I’m not sure your model makes sense (e.g. is phase 3 really a distinct phase?) If it does, I’d guess that humans also have a Phase 3 though, and/or current AI agents might already not. It’s just that the transition from phase 2 to 3 happens farther out than it does for current AIs. In the future there will be AIs whose transition is farther out still, possibly infinite.
I think you are talking about a different notion of time horizon than me. You are talking about the transition between phase 2 and 3 for a given human or AI, whereas I’m talking about the crossover point where humans start to be better than AIs, which currently exists but won’t always exist.
EDIT: I do think you make good points though, thanks for the comment.
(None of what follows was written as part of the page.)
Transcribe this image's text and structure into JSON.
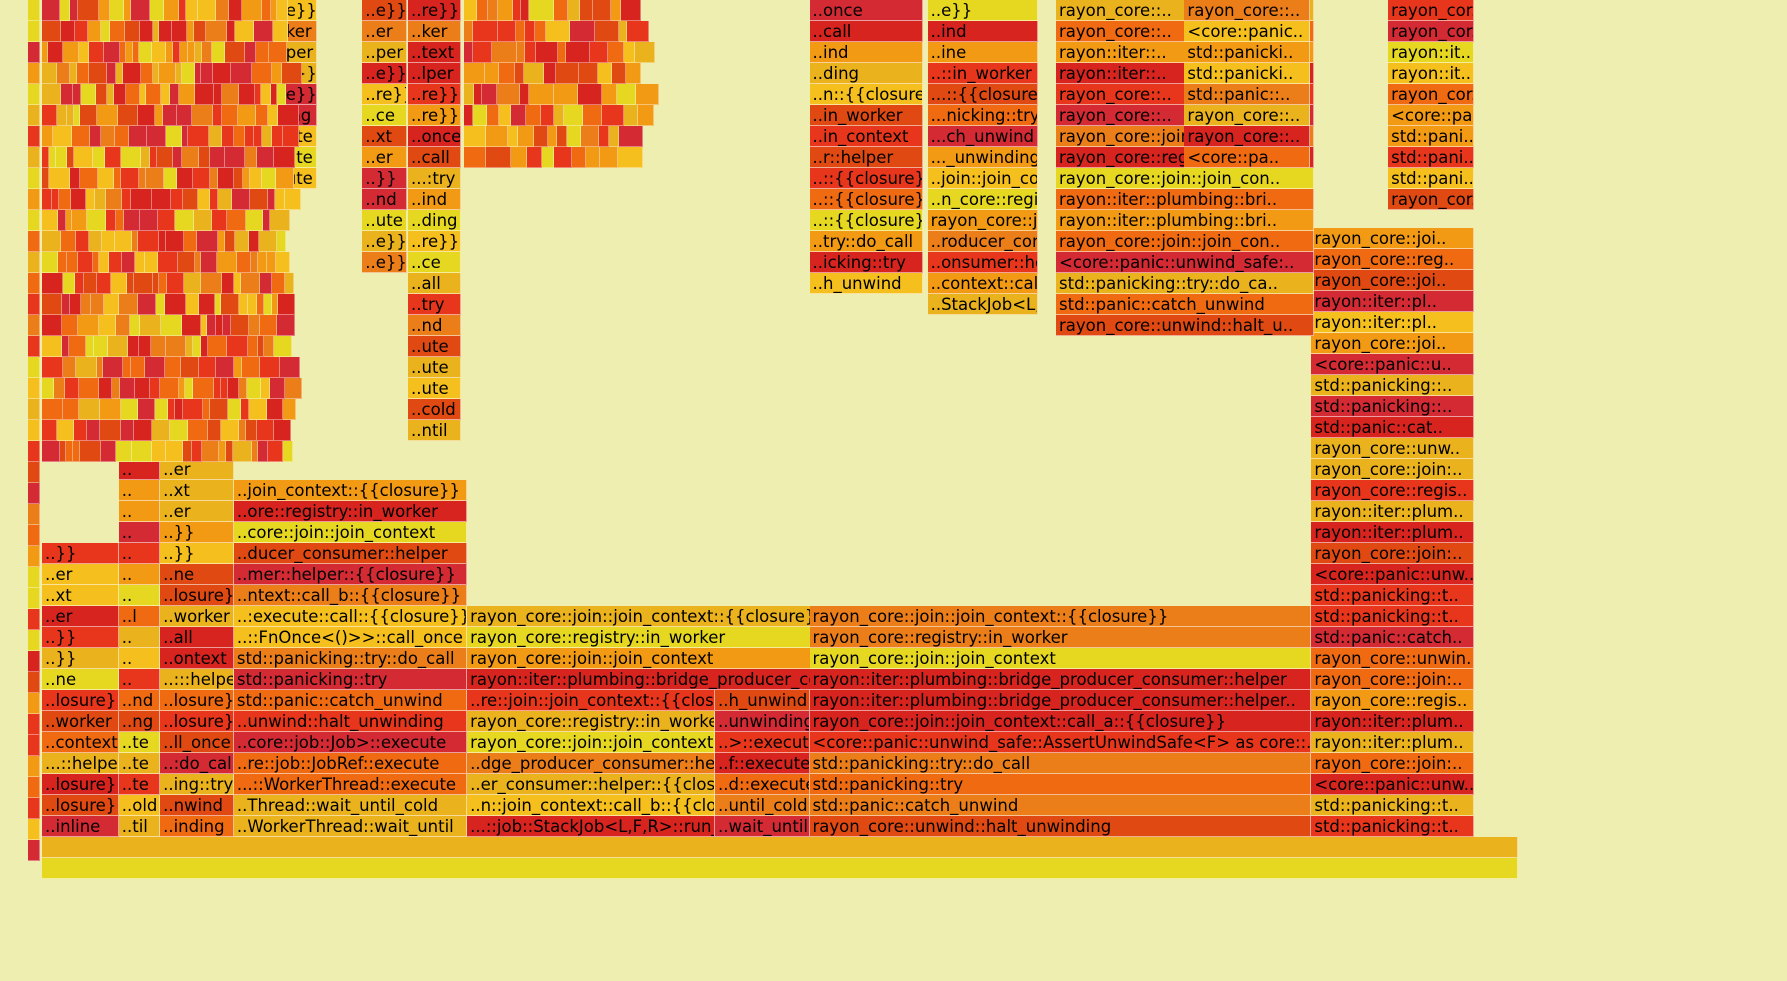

Also fwiw it’s not true that my model assumes that any given AI’s ability to solve tasks continues to grow at the same rate when you give it more inference-time compute; the widget Claude built has settings for whether the underlying relationship is linear, asymptotic, or power law and qualitatively the results are similar in all three cases. (basically, if we assume that AIs get diminishing returns to more time budget, that’s fine, as long as we also assume humans get diminishing returns to more time budget, which seems reasonable in that case. AIs returns will diminish faster at first, but as they improve, the slope will increase until it matches and then surpasses the human slope.)
Imagine we’re trying to launch a rocket to put a satellite into a stable orbit around Earth. At launch, the fuel explodes. However, due to the rocket’s geometry and good fortune, it happens to act as a shaped charge, and it launches the payload, mostly unharmed, off the planet and onto exactly the orbit we wanted, Project Orion-style. Technically, our “rocket” tool has succeeded at its task.[1] But it did so through a mechanism that’s completely unrelated to its intended tool-like functionality. It did not succeed due to its “rocket” capabilities; that abstraction broke down. The fuel-storage tank did not need to be shaped as a rocket at all.
By analogy: I think there’s a wide spread of relatively-high-probability trajectories on which a given reasoning model should be modeled as “legitimately reasoning” using the capabilities present in it. However, there’s a much bigger set of trajectories on which that abstraction breaks down, the obvious example being a CoT consisting of a sequence of random symbols. And it is possible that there’s a CoT like this such that, after e. g. o1-preview emits it and the “[/thinking]” token, it would next start to output a formally correct proof of the Riemann Hypothesis. However, that success won’t be caused by the “reasoning” mechanism, much like an exploding rocket successfully putting the satellite into orbit won’t be caused by the rocket’s rocket-like functionality. The DL model did not need to be shaped as a reasoning LLM at all; it could’ve been a random initialization.
If we’re using LLMs to do formal math, we could set up an “outcome pump” that harnesses this random-generation mechanism to produce valid proofs, by resampling trajectories. But the tool’s efficiency would be abysmal on all problems the LLM can’t solve using its “legitimate” capabilities.
You may argue the transition between Phase 2 and Phase 3 is continuous/gradual, with the model (or a human) trying ever-more-wild guesses until it’s just trying things completely randomly. That’s plausible. I would argue the phases are still distinct, however. (As in, the “transitional grey area” where we can’t firmly say whether this is reasoning or guessing is much smaller than the areas where the system is clearly reasoning or clearly being random.)
Noted!
But I still think this doesn’t quite get at what I think you’re pointing at when you talk about superexponential time-horizon growth/infinite time horizons. Probably not worth getting into at this time, though.
Disclaimer: I am not sure this is actually physically possible without further abstraction-breaking in the form of thermodynamic miracles.